All that meant Orlov would call for battlestations at 1700, which would postpone the evening meal. Trusov smiled. That gave her all the more excuse to fill up on the noon meal — and perhaps that was why the cooks were going all-out to make the noon meal special, because the only thing to eat between when they reached the search point and combat would be biscuits and some passed-around caviar. Trusov crinkled her nose. She hated caviar.

Suddenly her screen flashed red and rotated to the notifications screen just as Sonar Officer Arisha Vasilev turned.

“Watch Officer, Captain! I have a detect on an aircraft engine! Bearing two-eight-two, bearing rate is starting to increase. It’s getting closer.”

Trusov grabbed her larger headphones and put them on, Orlov doing the same at his position. She brought up the sonar display and moved her cursor to the broadband trace of the aircraft engine, now at 302 degrees true, then changing rapidly to bearing north, then to 040 when its bearing became steady.

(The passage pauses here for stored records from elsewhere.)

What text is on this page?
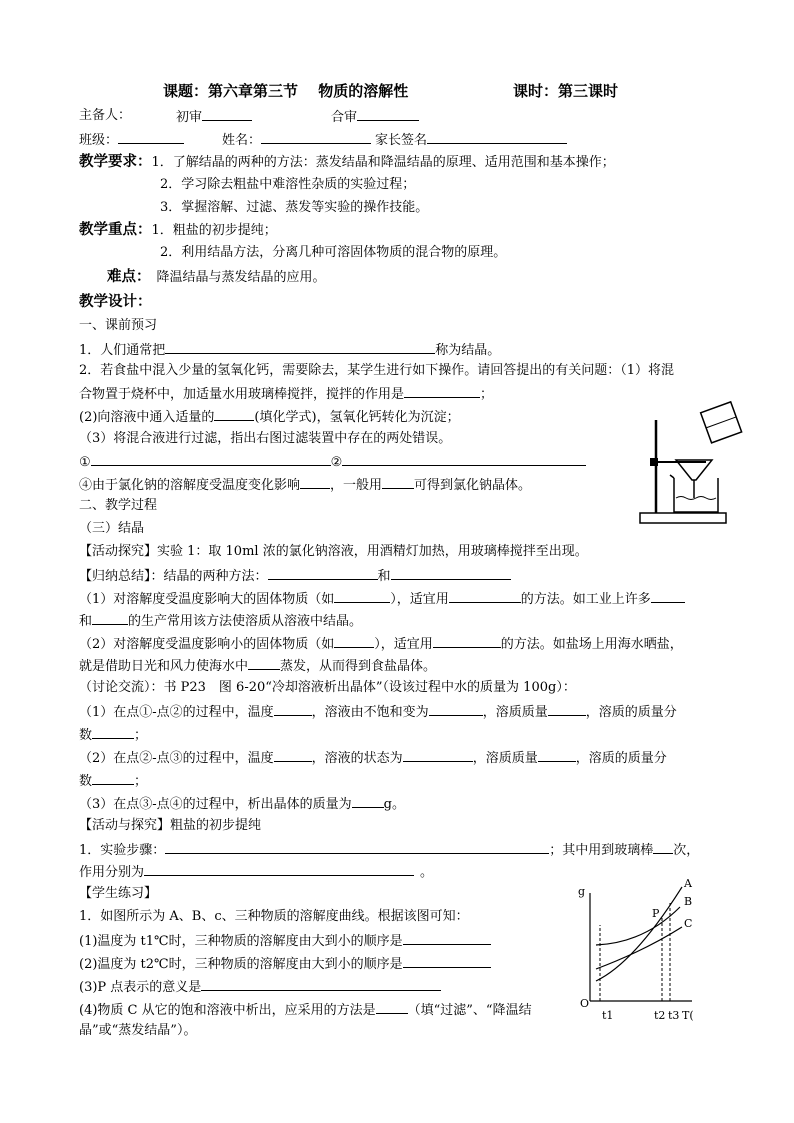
课题：第六章第三节　 物质的溶解性	课时：第三课时
主备人：	初审	合审
班级：	姓名：	家长签名
教学要求：1．了解结晶的两种的方法：蒸发结晶和降温结晶的原理、适用范围和基本操作；
2．学习除去粗盐中难溶性杂质的实验过程；
3．掌握溶解、过滤、蒸发等实验的操作技能。
教学重点：1．粗盐的初步提纯；
2．利用结晶方法，分离几种可溶固体物质的混合物的原理。
难点： 降温结晶与蒸发结晶的应用。
教学设计：
一、课前预习
1．人们通常把	称为结晶。
2．若食盐中混入少量的氢氧化钙，需要除去，某学生进行如下操作。请回答提出的有关问题：（1）将混
合物置于烧杯中，加适量水用玻璃棒搅拌，搅拌的作用是	；
(2)向溶液中通入适量的	(填化学式)，氢氧化钙转化为沉淀；
（3）将混合液进行过滤，指出右图过滤装置中存在的两处错误。
①	②
④由于氯化钠的溶解度受温度变化影响 ，一般用 可得到氯化钠晶体。
二、教学过程
（三）结晶
【活动探究】实验 1：取 10ml 浓的氯化钠溶液，用酒精灯加热，用玻璃棒搅拌至出现。
【归纳总结】：结晶的两种方法：	和
（1）对溶解度受温度影响大的固体物质（如	），适宜用	的方法。如工业上许多
和	的生产常用该方法使溶质从溶液中结晶。
（2）对溶解度受温度影响小的固体物质（如	），适宜用	的方法。如盐场上用海水晒盐，
就是借助日光和风力使海水中 蒸发，从而得到食盐晶体。
（讨论交流）：书 P23　图 6-20“冷却溶液析出晶体”（设该过程中水的质量为 100g）：
（1）在点①-点②的过程中，温度	，溶液由不饱和变为	，溶质质量	，溶质的质量分
数	；
（2）在点②-点③的过程中，温度	，溶液的状态为	，溶质质量	，溶质的质量分
数	；
（3）在点③-点④的过程中，析出晶体的质量为 g。
【活动与探究】粗盐的初步提纯
1．实验步骤：	；其中用到玻璃棒 次，
作用分别为	。
【学生练习】
1．如图所示为 A、B、c、三种物质的溶解度曲线。根据该图可知：
(1)温度为 t1℃时，三种物质的溶解度由大到小的顺序是
(2)温度为 t2℃时，三种物质的溶解度由大到小的顺序是
(3)P 点表示的意义是
(4)物质 C 从它的饱和溶液中析出，应采用的方法是 （填“过滤”、“降温结
晶”或“蒸发结晶”）。
g
O
T(
t1	t2 t3
A
B
C
P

“Captain! That’s a cruise missile!” Trusov said, her voice loud. “The only way bearing on a jet engine freezes is if it is doing a pop-up maneuver! We’ve got to go to maximum speed and a direction away from bearing zero-four-zero!”

“Boatswain!” Orlov shouted, “Engine ahead maximum! Thirty-five knots! Make your depth six hundred meters, steep angle! Left five degrees rudder, steady course two-two-zero!”